First, the article. "News of Frauds" is a blog maintained by Piyush Sood. Yesterday he cross-posted an article from PCmag.com written originally by Corinne Iozzio on the most "mysterious" cyber-crimes of all time. While I may not agree with Corinne's assessment with the importance/mysteriousness of these crimes - I think she pointed out a little gem.
If you scroll down to the "Supermarket Security Breech" you'll notice an interesting quote.
"Chain reps and security experts are still unclear as to how the criminals gained access to the system; the 2005 T.J.Maxx breach took advantage of a vulnerability in the chain's wireless credit transfer system, but Hannaford and Sweetbay do not use wireless transfers of any sort."
This quote fascinated me instantly. Of course they may not have known about any wireless - that's kind of the point isn't it? How many companies are willing to say, on the record, "no we do not have wireless" only to get hacked through some open access point hidden under someone's desk or in a conference room to 'share network access'. It's a sad commentary, I think.

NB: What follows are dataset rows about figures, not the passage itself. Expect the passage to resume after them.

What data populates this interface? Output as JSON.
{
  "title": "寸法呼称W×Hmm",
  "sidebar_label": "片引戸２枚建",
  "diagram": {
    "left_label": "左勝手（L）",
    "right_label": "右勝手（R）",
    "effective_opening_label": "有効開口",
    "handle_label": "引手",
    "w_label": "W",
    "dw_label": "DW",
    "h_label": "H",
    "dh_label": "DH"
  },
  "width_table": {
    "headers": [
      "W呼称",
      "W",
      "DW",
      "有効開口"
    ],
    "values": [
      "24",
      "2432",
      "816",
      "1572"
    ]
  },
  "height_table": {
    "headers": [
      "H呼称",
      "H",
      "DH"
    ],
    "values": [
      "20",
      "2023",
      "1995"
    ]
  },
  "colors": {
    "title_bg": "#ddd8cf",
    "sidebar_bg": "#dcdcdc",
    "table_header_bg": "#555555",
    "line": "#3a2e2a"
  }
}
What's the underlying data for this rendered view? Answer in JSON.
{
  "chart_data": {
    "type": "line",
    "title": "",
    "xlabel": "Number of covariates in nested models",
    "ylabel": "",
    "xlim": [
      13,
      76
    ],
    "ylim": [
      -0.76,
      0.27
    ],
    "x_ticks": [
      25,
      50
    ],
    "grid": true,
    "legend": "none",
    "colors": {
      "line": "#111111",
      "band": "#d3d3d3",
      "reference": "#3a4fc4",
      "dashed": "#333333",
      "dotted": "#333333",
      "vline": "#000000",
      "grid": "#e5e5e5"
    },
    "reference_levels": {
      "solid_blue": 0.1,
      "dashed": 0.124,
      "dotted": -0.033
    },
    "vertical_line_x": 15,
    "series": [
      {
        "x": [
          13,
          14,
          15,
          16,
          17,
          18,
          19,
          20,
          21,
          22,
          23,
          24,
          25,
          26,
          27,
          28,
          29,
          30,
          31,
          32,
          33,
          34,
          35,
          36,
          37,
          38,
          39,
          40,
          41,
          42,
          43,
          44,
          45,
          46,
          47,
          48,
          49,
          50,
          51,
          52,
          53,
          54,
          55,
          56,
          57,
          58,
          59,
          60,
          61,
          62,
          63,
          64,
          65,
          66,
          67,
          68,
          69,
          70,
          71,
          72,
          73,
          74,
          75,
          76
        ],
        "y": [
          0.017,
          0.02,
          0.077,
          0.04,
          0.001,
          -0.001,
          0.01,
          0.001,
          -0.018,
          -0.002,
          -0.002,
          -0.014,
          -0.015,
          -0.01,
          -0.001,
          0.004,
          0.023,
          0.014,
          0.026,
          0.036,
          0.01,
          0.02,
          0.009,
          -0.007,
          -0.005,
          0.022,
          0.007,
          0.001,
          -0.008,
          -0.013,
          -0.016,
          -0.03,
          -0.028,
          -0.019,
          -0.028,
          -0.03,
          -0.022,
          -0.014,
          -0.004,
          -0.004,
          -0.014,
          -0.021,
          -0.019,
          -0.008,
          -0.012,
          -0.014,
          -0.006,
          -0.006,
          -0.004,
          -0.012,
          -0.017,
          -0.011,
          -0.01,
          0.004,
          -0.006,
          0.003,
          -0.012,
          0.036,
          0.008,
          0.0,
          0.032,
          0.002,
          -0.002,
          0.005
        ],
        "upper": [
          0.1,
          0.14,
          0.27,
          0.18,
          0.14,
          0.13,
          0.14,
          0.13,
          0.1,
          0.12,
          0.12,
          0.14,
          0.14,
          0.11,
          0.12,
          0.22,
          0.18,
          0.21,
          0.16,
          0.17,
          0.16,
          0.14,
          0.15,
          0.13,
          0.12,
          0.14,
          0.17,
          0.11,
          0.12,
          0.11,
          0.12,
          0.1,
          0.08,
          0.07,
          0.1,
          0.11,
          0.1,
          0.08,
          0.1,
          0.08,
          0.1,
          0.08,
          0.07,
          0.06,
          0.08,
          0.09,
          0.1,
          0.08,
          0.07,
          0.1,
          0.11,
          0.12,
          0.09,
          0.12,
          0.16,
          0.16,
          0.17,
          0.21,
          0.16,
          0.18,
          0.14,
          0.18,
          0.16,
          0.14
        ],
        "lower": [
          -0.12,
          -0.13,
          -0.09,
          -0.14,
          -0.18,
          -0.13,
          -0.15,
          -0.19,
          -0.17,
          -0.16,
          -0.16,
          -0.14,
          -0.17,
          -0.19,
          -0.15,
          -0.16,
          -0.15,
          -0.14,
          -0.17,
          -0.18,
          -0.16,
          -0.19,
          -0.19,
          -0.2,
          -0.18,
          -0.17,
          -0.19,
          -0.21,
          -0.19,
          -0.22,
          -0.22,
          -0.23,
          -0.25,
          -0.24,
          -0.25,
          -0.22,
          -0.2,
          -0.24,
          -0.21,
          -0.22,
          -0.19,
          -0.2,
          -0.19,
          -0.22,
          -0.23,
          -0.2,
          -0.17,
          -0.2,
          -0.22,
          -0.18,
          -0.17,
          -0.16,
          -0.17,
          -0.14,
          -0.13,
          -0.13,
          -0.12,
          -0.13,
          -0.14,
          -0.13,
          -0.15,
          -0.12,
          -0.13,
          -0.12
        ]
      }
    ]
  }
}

Saying "we have no wireless" and actually having a policy that prohibits people from hooking up access points randomly are two entirely different things. Oddly enough, most companies simply say "we don't allow wireless" and then wonder how it is they could have possibly gotten hacked when their network is so air-tight.
I can't stress this enough. If you don't want something on your network - make a policy against it and be ready to enforce that policy. Otherwise... expect to be hacked. Or at least be ready to have to explain why you're not ready.